After surrendering their county title for a year, Finuge were back in the county junior final again in 2004. Lispole were the opponents this time around and a close game developed once again. After a period of extra-time Finuge regained the title on a score line of 1-10 to 1-7. Another provincial decider beckoned for Galvin's side, with Cork champions Aghabullogue providing the opposition. The game was an exciting but one-sided affair, and Galvin picked up a second Munster junior winner's medal after a 2-13 to 3-4 victory. On this occasion the Kerry side went all the way to the All-Ireland final where Stewartstown Harps of Tyrone were waiting. Galvin gave an outstanding display in that game and the northerners were easily brushed aside on a score line of 1-14 to 0-6. This win gave Galvin an All-Ireland club winner's medal in the junior grade.

====Feale Rangers====
In 2007 Galvin lined out with divisional side Feale Rangers in the final of the county senior championship.

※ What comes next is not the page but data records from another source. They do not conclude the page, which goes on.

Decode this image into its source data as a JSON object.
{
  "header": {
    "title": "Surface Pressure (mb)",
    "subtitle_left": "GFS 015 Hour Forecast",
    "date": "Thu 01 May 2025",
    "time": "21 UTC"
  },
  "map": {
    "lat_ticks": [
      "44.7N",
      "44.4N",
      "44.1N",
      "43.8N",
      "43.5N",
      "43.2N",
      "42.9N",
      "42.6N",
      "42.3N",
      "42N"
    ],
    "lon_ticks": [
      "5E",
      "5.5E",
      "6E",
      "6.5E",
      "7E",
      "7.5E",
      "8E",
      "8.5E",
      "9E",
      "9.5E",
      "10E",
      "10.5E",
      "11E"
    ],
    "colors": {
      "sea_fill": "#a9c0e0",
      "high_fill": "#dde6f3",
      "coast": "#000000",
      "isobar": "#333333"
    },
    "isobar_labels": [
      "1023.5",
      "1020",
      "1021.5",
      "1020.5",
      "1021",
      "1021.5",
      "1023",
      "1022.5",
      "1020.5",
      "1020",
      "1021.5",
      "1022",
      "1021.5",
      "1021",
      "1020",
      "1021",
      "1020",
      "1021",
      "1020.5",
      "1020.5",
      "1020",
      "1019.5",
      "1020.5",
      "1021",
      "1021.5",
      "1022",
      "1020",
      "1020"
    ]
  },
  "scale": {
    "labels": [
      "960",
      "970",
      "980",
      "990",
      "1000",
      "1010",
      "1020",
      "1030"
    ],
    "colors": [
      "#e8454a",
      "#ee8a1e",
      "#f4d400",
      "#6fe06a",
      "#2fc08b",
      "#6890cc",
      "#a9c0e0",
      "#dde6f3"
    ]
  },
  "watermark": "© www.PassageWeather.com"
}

A divisional side from the other half of the county, South Kerry provided the opposition. Furthermore, South Kerry were going for a remarkable fourth county title in succession. The game was an extremely close affair, however, Galvin's side pulled through to win by 1-5 to 0-6. With that he added a county senior winner's medal to his collection. It was Rangers' first county triumph in twenty-seven years.

====Lixnaw====
Galvin is also a hurler of note and has enjoyed much success with Lixnaw. In 1999 he was a key member of the team that lined out against Crotta O'Neill's in the final of the county senior championship. After a 2-8 apiece draw, Lixnaw made no mistake in the replay and secured a narrow 0-9 to 1-5 victory. It was his first senior winner's medal in hurling.

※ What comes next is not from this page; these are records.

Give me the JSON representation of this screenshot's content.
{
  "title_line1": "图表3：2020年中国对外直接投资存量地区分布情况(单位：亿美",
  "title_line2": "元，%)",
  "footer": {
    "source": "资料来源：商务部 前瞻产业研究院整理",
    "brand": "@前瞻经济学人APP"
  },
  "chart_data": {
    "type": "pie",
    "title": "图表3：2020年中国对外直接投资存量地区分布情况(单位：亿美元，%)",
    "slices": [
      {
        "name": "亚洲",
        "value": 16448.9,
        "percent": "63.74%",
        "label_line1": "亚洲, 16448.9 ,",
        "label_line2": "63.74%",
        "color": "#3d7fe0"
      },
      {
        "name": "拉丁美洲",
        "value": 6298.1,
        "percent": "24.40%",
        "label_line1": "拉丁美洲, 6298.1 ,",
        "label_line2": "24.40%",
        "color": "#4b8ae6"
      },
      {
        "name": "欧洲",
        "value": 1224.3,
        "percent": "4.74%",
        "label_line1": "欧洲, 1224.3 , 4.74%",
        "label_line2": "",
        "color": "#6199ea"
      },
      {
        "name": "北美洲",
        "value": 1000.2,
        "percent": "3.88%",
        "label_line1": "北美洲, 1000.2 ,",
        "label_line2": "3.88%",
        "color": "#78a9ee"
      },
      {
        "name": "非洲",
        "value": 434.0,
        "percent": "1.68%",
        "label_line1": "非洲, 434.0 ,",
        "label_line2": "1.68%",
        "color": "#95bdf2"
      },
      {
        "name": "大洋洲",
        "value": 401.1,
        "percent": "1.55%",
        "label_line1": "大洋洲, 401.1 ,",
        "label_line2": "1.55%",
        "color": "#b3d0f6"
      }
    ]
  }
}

After back-to-back county final defeats in 2002 and 2003, Lixnaw were back in 2005 and faced Abbeydorney. Lixnaw made no mistake on the second occasion and blew the opposition off the pitch. An enormous 0-17 to 0-6 victory gave Galvin a second county winner's medal.

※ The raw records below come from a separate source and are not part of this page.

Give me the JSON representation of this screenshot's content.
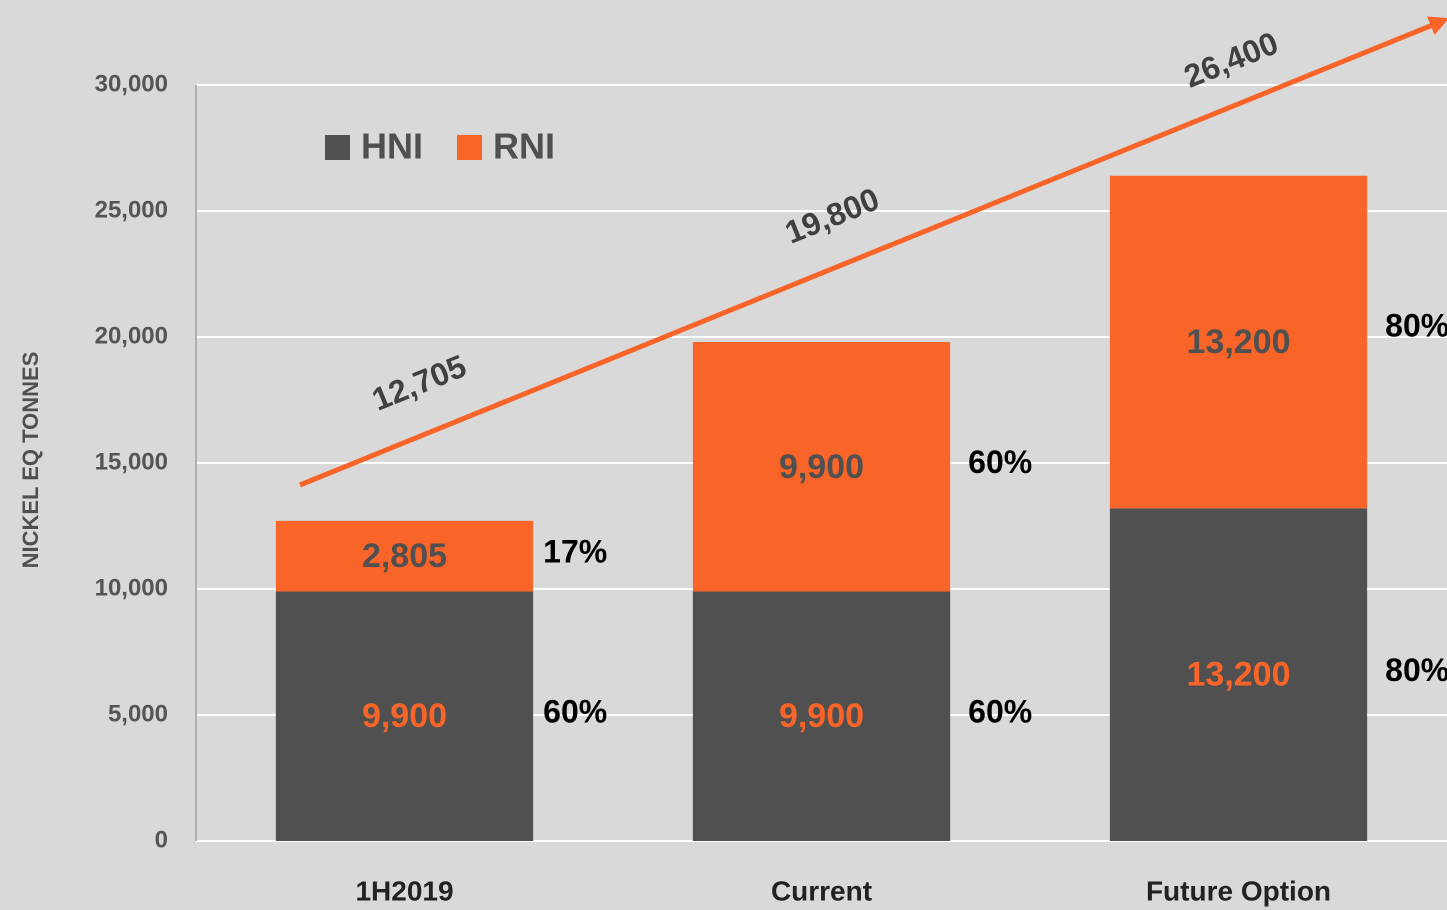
{
  "chart_data": {
    "type": "stacked_bar",
    "ylabel": "NICKEL EQ TONNES",
    "categories": [
      "1H2019",
      "Current",
      "Future Option"
    ],
    "series": [
      {
        "name": "HNI",
        "color": "#505050",
        "label_color": "#f96428",
        "values": [
          9900,
          9900,
          13200
        ],
        "value_labels": [
          "9,900",
          "9,900",
          "13,200"
        ],
        "share_labels": [
          "60%",
          "60%",
          "80%"
        ]
      },
      {
        "name": "RNI",
        "color": "#f96428",
        "label_color": "#505050",
        "values": [
          2805,
          9900,
          13200
        ],
        "value_labels": [
          "2,805",
          "9,900",
          "13,200"
        ],
        "share_labels": [
          "17%",
          "60%",
          "80%"
        ]
      }
    ],
    "annotations": [
      "12,705",
      "19,800",
      "26,400"
    ],
    "trend_color": "#f96428",
    "ylim": [
      0,
      30000
    ],
    "yticks": [
      0,
      {
        "value": 5000,
        "label": "5,000"
      },
      {
        "value": 10000,
        "label": "10,000"
      },
      {
        "value": 15000,
        "label": "15,000"
      },
      {
        "value": 20000,
        "label": "20,000"
      },
      {
        "value": 25000,
        "label": "25,000"
      },
      {
        "value": 30000,
        "label": "30,000"
      }
    ],
    "grid": true
  }
}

After surrendering the hurling title the following year, Lixnaw were back to reclaim it in 2007. Kilmoyley provided the opposition in another final as Galvin's side went into the game as underdogs. The form book was torn up as Lixnaw powered to a 1-12 to 2-6 victory and a third county winner's medal for Galvin. Galvan was Man of the Match in this game.

===Intercounty===
Galvin first came to prominence on the inter-county scene as a member of the Kerry minor football team in the late 1990s. He lined out in his only provincial decider in that grade in 1997 with Limerick providing the opposition. The game was a huge triumph for 'the Kingdom' as Galvin's side won by 4-12 to 1-7. It was his first Munster winner's medal at minor level. Kerry were later defeated in the subsequent All-Ireland semi-final. The same year he won an All-Ireland Vocational Schools Championship with the Kerry Vocational Schools team following victory over Tyrone in the final. He then moved on to the Under 21 team and won a Munster championship in 1999 before losing out in the All Ireland final to Westmeath.

Galvin joined the Kerry senior football team in the early 2000s. He was part of the Kerry side that won the 2000 All Ireland Title.